Capek, Tapi Harus Jalan Terus

Atika Winata
Chapter #4

BAB 4



TERLIHAT dua gadis kecil mengenakan seragam putih-merah, wajah mereka ceria dan penuh kebahagiaan. Atika Mahda, dengan mata yang indah—cerah, tegas, sekaligus menenangkan. Kulitnya putih, rambutnya hitam pekat dengan sedikit gelombang, menambah pesonanya. Ia adalah anak bungsu dari tiga bersaudara. Kakak pertamanya perempuan, sementara yang kedua laki-laki. Ayahnya dulu seorang Buddhis keturunan Tionghoa yang kemudian menikah dengan ibunya, wanita asli Jepara, Jawa Tengah.


Di sebelahnya, ada Raisa, sahabat kecilnya. Mereka telah berteman sejak sekolah dasar. Sebenarnya, dulu ada satu lagi dalam lingkaran persahabatan mereka—bukan Alya, melainkan Keila, si ekstrovert yang selalu membawa energi positif. Keila adalah sosok yang menyenangkan, pemecah suasana, dan tanpa dirinya, mungkin persahabatan mereka tidak akan seseru itu.

Orang-orang dulu menyebut mereka Tri C : si Cantik - Raisa, si Cerdas - Atika, dan si Ceria - Keila. Namun, setelah kelulusan, jalan mereka mulai berpisah. Raisa dan Atika kembali bertemu di junior high school, tapi tanpa Keila.


"Akhirnyaaa!" seru Atika penuh semangat. "Akhirnya sampai jugaa!" lanjutnya, menoleh ke arah Raisa dengan wajah lega.


Raisa mengedarkan pandangan, matanya berbinar penuh rasa penasaran. "Ini seriusan? Rumah kamu di dekat sini?" tanyanya memastikan.


Atika mengangguk mantap. "Iyalah, serius! Nggak mungkin juga aku berhenti di sini kalo bukan rumahku, kan?" candanya sambil tertawa kecil.


Raisa terkekeh, lalu menghela napas. "Iya juga sih... tapi kok aku baru tahu sekarang? Padahal rumahku juga lumayan dekat dari sini!" ujarnya dengan nada sedikit terkejut.


Atika menoleh cepat. "Beneran?" tanyanya antusias. "Emang di mana?"

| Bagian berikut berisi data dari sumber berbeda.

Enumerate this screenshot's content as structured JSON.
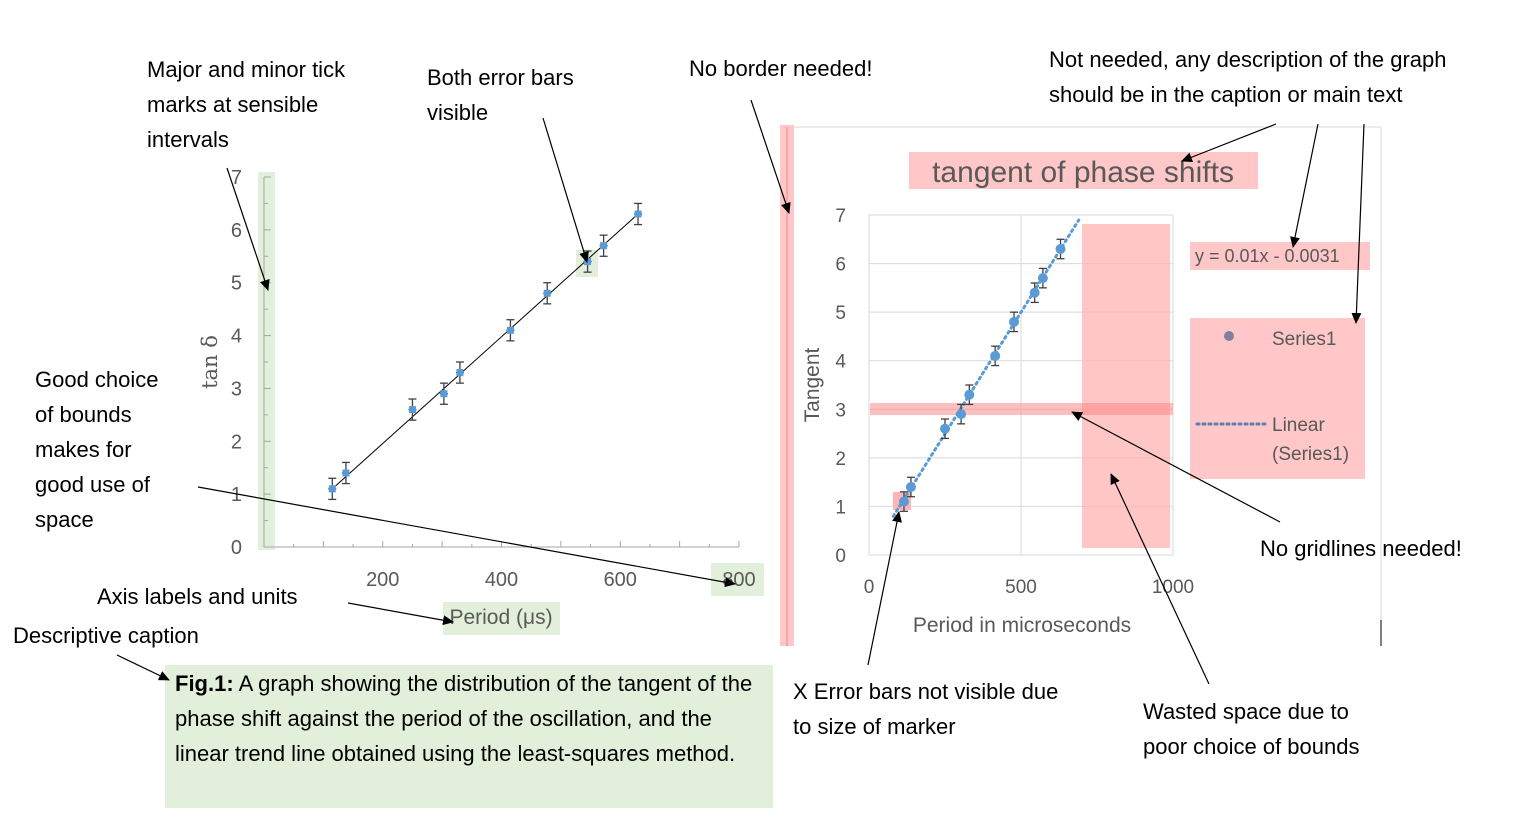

Raisa mengangguk semangat. "Itu loh, tadi kita kan lewat minimarket di depan." Ia menunjuk ke arah minimarket yang masih terlihat dari tempat mereka berdiri. "Nah, di belokan kanan situ. Tinggal lurus aja, nggak jauh kok!" jelasnya penuh keyakinan.


Atika membelalakkan mata, tampak tak percaya. "Seriusan?! Deket banget dong! Kok kita baru nyadar sekarang, ya?"


Raisa cengengesan. "Iya, aku juga heran. Padahal sering banget lewat sini!"


Atika tertawa geli. "Duh, kenapa nggak dari dulu aja kita pulang bareng?"


Raisa ikut tertawa, merasa konyol sendiri. "Iya, ya! Ternyata kita selama ini tetanggaan tapi nggak sadar!"


Atika menarik tangan Raisa. "Udah, ayo ke rumah dulu!"


Raisa mengangguk antusias, mengikuti Atika masuk ke dalam gang.


Atika berhenti di rumah ketiga dari pojok terakhir. Rumahnya tampak sederhana, namun nyaman, cukup untuk sebuah keluarga di tengah hiruk-pikuk Jakarta. Pagar putih yang sedikit berdebu membingkai halaman depan, memberi kesan bersih dan rapi.